Leading a Business or Organization Effectively: From the Front? The Back? Or from Alongside?
Entrepreneurs and business owners often hear a lot about leadership, a lot of the time. Unfortunately, sometimes that information can be confusing or various sources can even contradict each other.
Among the many reasons leadership concepts, ideas, and teachings can be so perplexing is that there are not just many different theories about what constitutes leadership in general, but also regarding what type of leadership generates or drives the best performance and results.
One of the biggest questions regarding leadership styles is whether it’s better to lead from the front or from behind?
What if I told you that the answer to that question may be, “Neither?” But rather, perhaps the correct answer is that the most effective leaders, lead from the side?
First, it’s important to understand that all organizations need leaders, directors, managers, and workers. Sure, sometimes a single person might have to carry or wear more than one of those roles. However, from a high level perspective, the responsibilities and “duties” of leaders and directors are different, as well as those of managers and directors, and of course, of managers and leaders as well.
Typically, when it comes to the primary roles of of workers, managers, directors, and leaders:
- Workers perform the “work” of the organization
- Managers oversee the workers and systems used by the workers to accomplish objectives
- Directors set strategy that the managers execute via the workers
- Leaders set the future vision of the organization and rely on directors to create strategies to fulfill the vision
This is not to say that directors cannot be leaders or exhibit leadership, or that managers and even workers cannot demonstrate leadership characteristics either. But specifically, we are talking here about formal leaders, and not those that just assume or exhibit leadership qualities.
With that in mind, let’s go back to our primary question… if we are the leaders of our business or organization, will we get the best performance and results from our team by leading from the front, from behind, or as suggested above… by leading from the side?
Leading from the front requires that we “go first.” In other words, we provide the example that we want our teams to follow. However, one problem with this is that it can make our teams very dependent on our being out front, before they feel comfortable proceeding. Often, this can produce directors, managers, workers — and entire organizations — that don’t “step out” without following the leader. This can hinder the vision, creativity, and growth of individuals and the entire organization, alike.
On the other hand, leading from behind provides little direction but instead, guides directors to come up with their own ideas and solutions to fulfill the leader’s vision.
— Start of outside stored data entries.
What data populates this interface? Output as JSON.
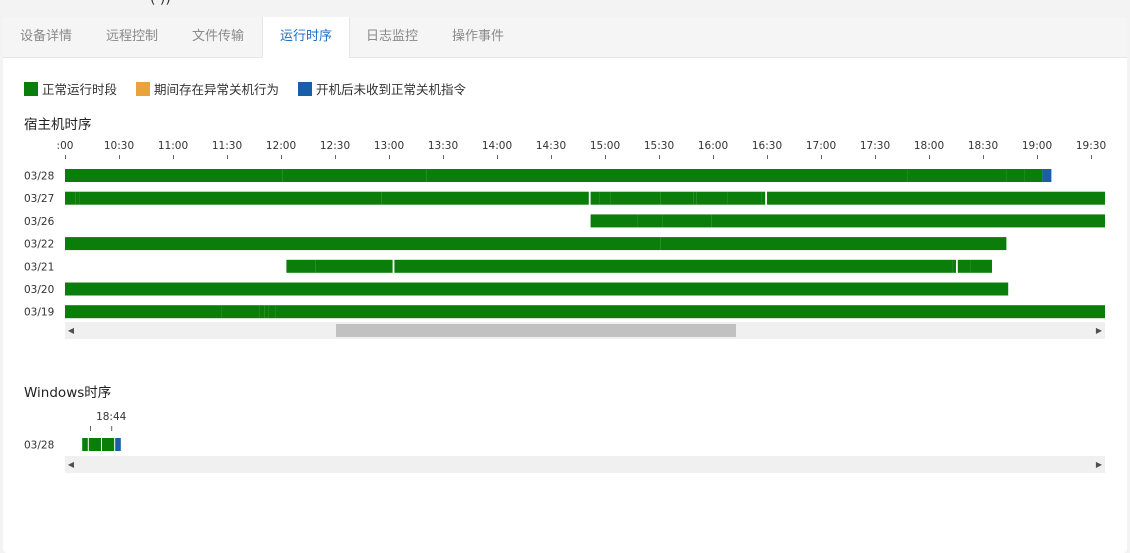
{
  "header": {
    "title_fragment": "(                        ))"
  },
  "tabs": [
    {
      "label": "设备详情",
      "active": false
    },
    {
      "label": "远程控制",
      "active": false
    },
    {
      "label": "文件传输",
      "active": false
    },
    {
      "label": "运行时序",
      "active": true
    },
    {
      "label": "日志监控",
      "active": false
    },
    {
      "label": "操作事件",
      "active": false
    }
  ],
  "legend": [
    {
      "label": "正常运行时段",
      "color": "#0a7d0a"
    },
    {
      "label": "期间存在异常关机行为",
      "color": "#e8a33d"
    },
    {
      "label": "开机后未收到正常关机指令",
      "color": "#1a5ea8"
    }
  ],
  "host_section": {
    "title": "宿主机时序",
    "ticks": [
      ":00",
      "10:30",
      "11:00",
      "11:30",
      "12:00",
      "12:30",
      "13:00",
      "13:30",
      "14:00",
      "14:30",
      "15:00",
      "15:30",
      "16:00",
      "16:30",
      "17:00",
      "17:30",
      "18:00",
      "18:30",
      "19:00",
      "19:30"
    ],
    "rows": [
      {
        "date": "03/28",
        "segments": [
          {
            "start": "10:00",
            "end": "12:00",
            "status": "normal"
          },
          {
            "start": "12:01",
            "end": "13:14",
            "status": "normal"
          },
          {
            "start": "13:15",
            "end": "13:20",
            "status": "normal"
          },
          {
            "start": "13:21",
            "end": "17:47",
            "status": "normal"
          },
          {
            "start": "17:48",
            "end": "18:42",
            "status": "normal"
          },
          {
            "start": "18:43",
            "end": "18:52",
            "status": "normal"
          },
          {
            "start": "18:53",
            "end": "19:02",
            "status": "normal"
          },
          {
            "start": "19:03",
            "end": "19:07",
            "status": "no-shutdown"
          }
        ]
      },
      {
        "date": "03/27",
        "segments": [
          {
            "start": "10:00",
            "end": "10:05",
            "status": "normal"
          },
          {
            "start": "10:06",
            "end": "10:07",
            "status": "normal"
          },
          {
            "start": "10:08",
            "end": "12:55",
            "status": "normal"
          },
          {
            "start": "12:56",
            "end": "14:50",
            "status": "normal"
          },
          {
            "start": "14:52",
            "end": "14:56",
            "status": "normal"
          },
          {
            "start": "14:57",
            "end": "15:02",
            "status": "normal"
          },
          {
            "start": "15:03",
            "end": "15:30",
            "status": "normal"
          },
          {
            "start": "15:31",
            "end": "15:48",
            "status": "normal"
          },
          {
            "start": "15:49",
            "end": "15:50",
            "status": "normal"
          },
          {
            "start": "15:51",
            "end": "16:07",
            "status": "normal"
          },
          {
            "start": "16:08",
            "end": "16:09",
            "status": "normal"
          },
          {
            "start": "16:10",
            "end": "16:26",
            "status": "normal"
          },
          {
            "start": "16:27",
            "end": "16:28",
            "status": "normal"
          },
          {
            "start": "16:30",
            "end": "19:59",
            "status": "normal"
          }
        ]
      },
      {
        "date": "03/26",
        "segments": [
          {
            "start": "14:52",
            "end": "15:14",
            "status": "normal"
          },
          {
            "start": "15:15",
            "end": "15:17",
            "status": "normal"
          },
          {
            "start": "15:18",
            "end": "15:24",
            "status": "normal"
          },
          {
            "start": "15:25",
            "end": "15:31",
            "status": "normal"
          },
          {
            "start": "15:32",
            "end": "15:58",
            "status": "normal"
          },
          {
            "start": "15:59",
            "end": "19:59",
            "status": "normal"
          }
        ]
      },
      {
        "date": "03/22",
        "segments": [
          {
            "start": "10:00",
            "end": "15:30",
            "status": "normal"
          },
          {
            "start": "15:31",
            "end": "18:42",
            "status": "normal"
          }
        ]
      },
      {
        "date": "03/21",
        "segments": [
          {
            "start": "12:03",
            "end": "12:18",
            "status": "normal"
          },
          {
            "start": "12:19",
            "end": "12:59",
            "status": "normal"
          },
          {
            "start": "13:00",
            "end": "13:01",
            "status": "normal"
          },
          {
            "start": "13:03",
            "end": "13:04",
            "status": "normal"
          },
          {
            "start": "13:05",
            "end": "18:12",
            "status": "normal"
          },
          {
            "start": "18:13",
            "end": "18:14",
            "status": "normal"
          },
          {
            "start": "18:16",
            "end": "18:22",
            "status": "normal"
          },
          {
            "start": "18:23",
            "end": "18:34",
            "status": "normal"
          }
        ]
      },
      {
        "date": "03/20",
        "segments": [
          {
            "start": "10:00",
            "end": "18:43",
            "status": "normal"
          }
        ]
      },
      {
        "date": "03/19",
        "segments": [
          {
            "start": "10:00",
            "end": "11:26",
            "status": "normal"
          },
          {
            "start": "11:27",
            "end": "11:44",
            "status": "normal"
          },
          {
            "start": "11:45",
            "end": "11:47",
            "status": "normal"
          },
          {
            "start": "11:48",
            "end": "11:50",
            "status": "normal"
          },
          {
            "start": "11:51",
            "end": "11:52",
            "status": "normal"
          },
          {
            "start": "11:53",
            "end": "11:54",
            "status": "normal"
          },
          {
            "start": "11:55",
            "end": "11:56",
            "status": "normal"
          },
          {
            "start": "11:57",
            "end": "19:59",
            "status": "normal"
          }
        ]
      }
    ],
    "scroll_position": 0.42
  },
  "windows_section": {
    "title": "Windows时序",
    "ticks": [
      "18:44"
    ],
    "rows": [
      {
        "date": "03/28",
        "segments": [
          {
            "start": "18:39",
            "end": "18:39",
            "status": "normal"
          },
          {
            "start": "18:40",
            "end": "18:41",
            "status": "normal"
          },
          {
            "start": "18:42",
            "end": "18:43",
            "status": "normal"
          },
          {
            "start": "18:44",
            "end": "18:44",
            "status": "no-shutdown"
          }
        ]
      }
    ]
  },
  "status_colors": {
    "normal": "#0a7d0a",
    "abnormal": "#e8a33d",
    "no-shutdown": "#1a5ea8"
  }
}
This can be empowering—or fatal—to an organization. A lot of whether this is a successful leadership strategy, or one that produces abysmal results, depends on the people in the director and management roles and the resources they have at their disposal. If we’ve hired well and given them the resources they need, it may very well work out. If we have not done those things—or even if the individuals involved are struggling at a specific time or place in their role—it may not.
Leading alongside a team blends these two ideas.
When a leader leads from the side, he or she sets the vision and then “coaches” directors and managers—and even workers—on how to proceed effectively toward the vision, in a cooperative, engaging, and interactive manner. A lot of times, you’ll heard that leaders who exhibit or practice this style, ‘get in the trenches’ with their team.
Truly, this type of leadership offers many different benefits. Not only does it help directors, managers, and workers feel supported, it keeps all parts of the human capital of an organization rowing the ship in the same direction. But then also, if roadblocks come up, the leader gets to see the grim details firsthand and are able to address, append, or modify their vision if necessary, in real time—before the train fully derails.
Leading alongside a team takes humility, patience, and trust. As Nathan Ryan says in a recent article, “…it [also] requires you to feel confident in the people around you, and their abilities—in fact, it means you hired the right people for the right positions in the first place. It requires you to cede the floor to each and every team member, regardless of “rank,” allow them to lead and make key decisions from time to time, and then help pick up the pieces and learn when mistakes are inevitably made.”